While the greens were cooking, I re-warmed the chicken in my toaster oven, then blow-torched the skin to get all charred and yummy.
This was AWESOME. I don't think I would have been remotely inclined to make it if not for the callaloo greens appearing at my door, but I will totally make it again (and hopefully soon).

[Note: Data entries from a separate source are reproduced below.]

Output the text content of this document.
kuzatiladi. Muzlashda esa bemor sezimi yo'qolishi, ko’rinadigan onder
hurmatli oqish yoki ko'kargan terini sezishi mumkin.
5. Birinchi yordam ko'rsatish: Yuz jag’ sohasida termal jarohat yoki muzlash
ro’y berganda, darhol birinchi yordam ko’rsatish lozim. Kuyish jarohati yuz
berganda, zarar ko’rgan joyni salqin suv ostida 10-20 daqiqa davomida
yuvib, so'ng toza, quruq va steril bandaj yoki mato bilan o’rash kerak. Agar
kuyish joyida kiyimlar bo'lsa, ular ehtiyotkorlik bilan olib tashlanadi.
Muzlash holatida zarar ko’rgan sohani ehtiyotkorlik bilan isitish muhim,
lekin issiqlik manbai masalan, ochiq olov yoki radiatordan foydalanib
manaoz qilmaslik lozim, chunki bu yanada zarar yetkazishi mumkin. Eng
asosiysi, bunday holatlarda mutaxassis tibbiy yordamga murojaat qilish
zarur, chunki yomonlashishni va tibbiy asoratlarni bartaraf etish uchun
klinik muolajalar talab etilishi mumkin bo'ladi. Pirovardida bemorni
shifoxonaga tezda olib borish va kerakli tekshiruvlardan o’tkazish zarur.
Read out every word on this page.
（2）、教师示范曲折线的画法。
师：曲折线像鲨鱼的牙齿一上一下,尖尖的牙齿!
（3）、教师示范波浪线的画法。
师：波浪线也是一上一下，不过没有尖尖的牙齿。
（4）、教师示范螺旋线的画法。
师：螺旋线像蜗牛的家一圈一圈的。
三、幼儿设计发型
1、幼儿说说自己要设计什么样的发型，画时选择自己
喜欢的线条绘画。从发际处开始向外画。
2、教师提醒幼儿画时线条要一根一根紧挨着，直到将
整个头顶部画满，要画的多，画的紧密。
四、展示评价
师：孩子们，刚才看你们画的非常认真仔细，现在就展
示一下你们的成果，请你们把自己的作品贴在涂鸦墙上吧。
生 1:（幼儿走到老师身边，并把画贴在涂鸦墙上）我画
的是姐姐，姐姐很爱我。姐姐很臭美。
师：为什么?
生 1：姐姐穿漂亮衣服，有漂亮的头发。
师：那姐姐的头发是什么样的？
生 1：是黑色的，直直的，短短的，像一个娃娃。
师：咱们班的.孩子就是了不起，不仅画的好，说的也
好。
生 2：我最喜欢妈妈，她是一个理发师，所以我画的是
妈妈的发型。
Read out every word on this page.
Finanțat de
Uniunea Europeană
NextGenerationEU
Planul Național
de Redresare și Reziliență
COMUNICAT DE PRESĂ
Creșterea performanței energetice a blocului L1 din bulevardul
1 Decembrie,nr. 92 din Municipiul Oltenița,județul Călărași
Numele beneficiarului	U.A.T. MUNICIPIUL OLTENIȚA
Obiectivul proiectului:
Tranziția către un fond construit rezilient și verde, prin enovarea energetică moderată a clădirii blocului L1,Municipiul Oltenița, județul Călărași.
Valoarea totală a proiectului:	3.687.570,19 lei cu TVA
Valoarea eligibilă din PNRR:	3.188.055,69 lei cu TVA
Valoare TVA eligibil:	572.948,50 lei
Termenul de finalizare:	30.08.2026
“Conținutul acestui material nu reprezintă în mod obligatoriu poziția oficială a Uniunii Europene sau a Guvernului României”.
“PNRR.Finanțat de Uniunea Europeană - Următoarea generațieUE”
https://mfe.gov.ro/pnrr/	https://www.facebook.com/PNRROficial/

Getting to the bottom of the box. The collards (which I feed several pounds of to my rabbits every week but had never actually cooked with before) got a quick treatment sautéed up with some Chinese sausage for lunch...Finally, the last item in my box was the pound of shelling peas. At the last minute, I decided these would go with some homemade ricotta gnocchi with prosciutto... I made a batch of Zuni Café ricotta gnocchi with my homemade ricotta (they are not perfect, but they were absolutely delicious and I was very very very tired...)I brined the shelled peas for 10 minutes then blanched them sous vide. (Yes. I cook everything that way. Shut up.) They were then shocked in ice water and warmed in (Amish) butter just before serving...
This was incredibly delicious. Hardly any ingredients, but all of the ingredients present were super-awesome. Just how great food should be...
Sigh. That was my week in food with my first-ever Big Box of Produce. It was exhausting, educational, delicious, exhausting, fun, painful, and exhausting. I look forward to seeing what the next box has in store for me... but I'm glad I get a week off first.

UPDATE: OK, so this is on permanent hiatus at the moment. I will resume if my doctors can eventually figure out a way to get my pain under control. Currently, though, this is just more than I should put myself through on a regular basis.